Le deuxième produit, une boîte à outils, visait à illustrer et à rendre compréhensible chaque composante du modèle de compétence élaborée par le groupe en offrant des exemples à partir de récits de pratiques de directions. Une collecte de données à cette fin a été réalisée en 2019 lors d’une journée d’étude co-organisée par des chercheurs du groupe de travail et l’équipe du programme ministériel Une école montréalaise pour tous (UÉMPT), dans le cadre de leur réseau de développement professionnel des directions portant sur le leadership en matière de justice sociale en éducation. À la suite de la présentation du modèle de compétence par les chercheurs, douze directions et cinq directions adjointes d’écoles primaires montréalaises en milieu dit défavorisé ont participé en sous-groupes à des ateliers visant à recueillir leurs réflexions et leurs expériences en lien avec chacune des composantes. À chaque atelier, la composante ciblée était résumée, puis les directions écrivaient individuellement des idées de situations y correspondant. S’ensuivait une discussion coanimée par un chercheur et un membre de l’équipe d’UÉMPT, où les directions partageaient leurs récits de pratique (Desgagné, 2005) et, notamment, les leviers d’action ayant aidé à transformer leur milieu en spécifiant certains éléments de contexte. Les échanges ont été enregistrés, puis transcrits. La boîte à outils a été conçue à partir d’une sélection des récits les plus significatifs pour chaque composante du modèle de compétence (Larochelle-Audet et al., 2020). Dans cet article, nous avons sélectionné seulement quelques exemples de la boîte à outils permettant d’illustrer chaque composante de la compétence.
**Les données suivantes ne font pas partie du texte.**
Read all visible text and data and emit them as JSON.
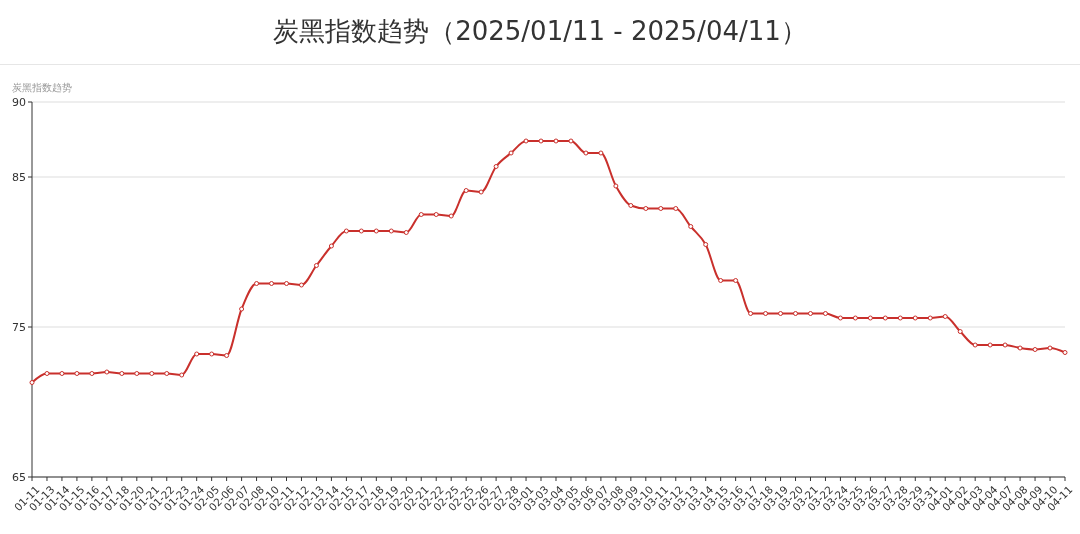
{
  "chart_data": {
    "type": "line",
    "title": "炭黑指数趋势（2025/01/11 - 2025/04/11）",
    "ylabel": "炭黑指数趋势",
    "categories": [
      "01-11",
      "01-13",
      "01-14",
      "01-15",
      "01-16",
      "01-17",
      "01-18",
      "01-20",
      "01-21",
      "01-22",
      "01-23",
      "01-24",
      "02-05",
      "02-06",
      "02-07",
      "02-08",
      "02-10",
      "02-11",
      "02-12",
      "02-13",
      "02-14",
      "02-15",
      "02-17",
      "02-18",
      "02-19",
      "02-20",
      "02-21",
      "02-22",
      "02-25",
      "02-25",
      "02-26",
      "02-27",
      "02-28",
      "03-01",
      "03-03",
      "03-04",
      "03-05",
      "03-06",
      "03-07",
      "03-08",
      "03-09",
      "03-10",
      "03-11",
      "03-12",
      "03-13",
      "03-14",
      "03-15",
      "03-16",
      "03-17",
      "03-18",
      "03-19",
      "03-20",
      "03-21",
      "03-22",
      "03-24",
      "03-25",
      "03-26",
      "03-27",
      "03-28",
      "03-29",
      "03-31",
      "04-01",
      "04-02",
      "04-03",
      "04-04",
      "04-07",
      "04-08",
      "04-09",
      "04-10",
      "04-11"
    ],
    "series": [
      {
        "color": "#c9302c",
        "values": [
          71.3,
          71.9,
          71.9,
          71.9,
          71.9,
          72.0,
          71.9,
          71.9,
          71.9,
          71.9,
          71.8,
          73.2,
          73.2,
          73.1,
          76.2,
          77.9,
          77.9,
          77.9,
          77.8,
          79.1,
          80.4,
          81.4,
          81.4,
          81.4,
          81.4,
          81.3,
          82.5,
          82.5,
          82.4,
          84.1,
          84.0,
          85.7,
          86.6,
          87.4,
          87.4,
          87.4,
          87.4,
          86.6,
          86.6,
          84.4,
          83.1,
          82.9,
          82.9,
          82.9,
          81.7,
          80.5,
          78.1,
          78.1,
          75.9,
          75.9,
          75.9,
          75.9,
          75.9,
          75.9,
          75.6,
          75.6,
          75.6,
          75.6,
          75.6,
          75.6,
          75.6,
          75.7,
          74.7,
          73.8,
          73.8,
          73.8,
          73.6,
          73.5,
          73.6,
          73.3
        ]
      }
    ],
    "ylim": [
      65,
      90
    ],
    "yticks": [
      65,
      75,
      85,
      90
    ],
    "grid": "y",
    "marker": "circle",
    "line_style": "solid"
  }
}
Composante 1 : Un agir professionnel intègre et critique

Le savoir-agir comme direction pour l’équité, l’inclusion et la justice sociale nécessite le développement d’un agir éthique et de capacités critiques, cultivés et enrichis de façon continue. La direction doit assumer un leadership éthique, car elle a la responsabilité d’agir au nom de plusieurs acteurs (Langlois, 2008) et a le devoir de guider et d’accompagner par rapport aux pratiques adoptées dans le milieu afin qu’elles soient en adéquation avec les besoins des acteurs. Dans cette perspective, l’agir éthique est la résultante de la réflexion, à partir d’une situation donnée, sur les valeurs, les principes et les normes qu’elle sous-tend ainsi que sur les répercussions de la décision retenue sur autrui (Cloutier et St-Vincent, 2017). En tant que leaders, les directions modélisent et partagent un agir professionnel intègre et critique avec leur équipe en vue de soutenir l’équité, l’inclusion et la justice sociale dans l’établissement, et ce, en tenant compte du contexte.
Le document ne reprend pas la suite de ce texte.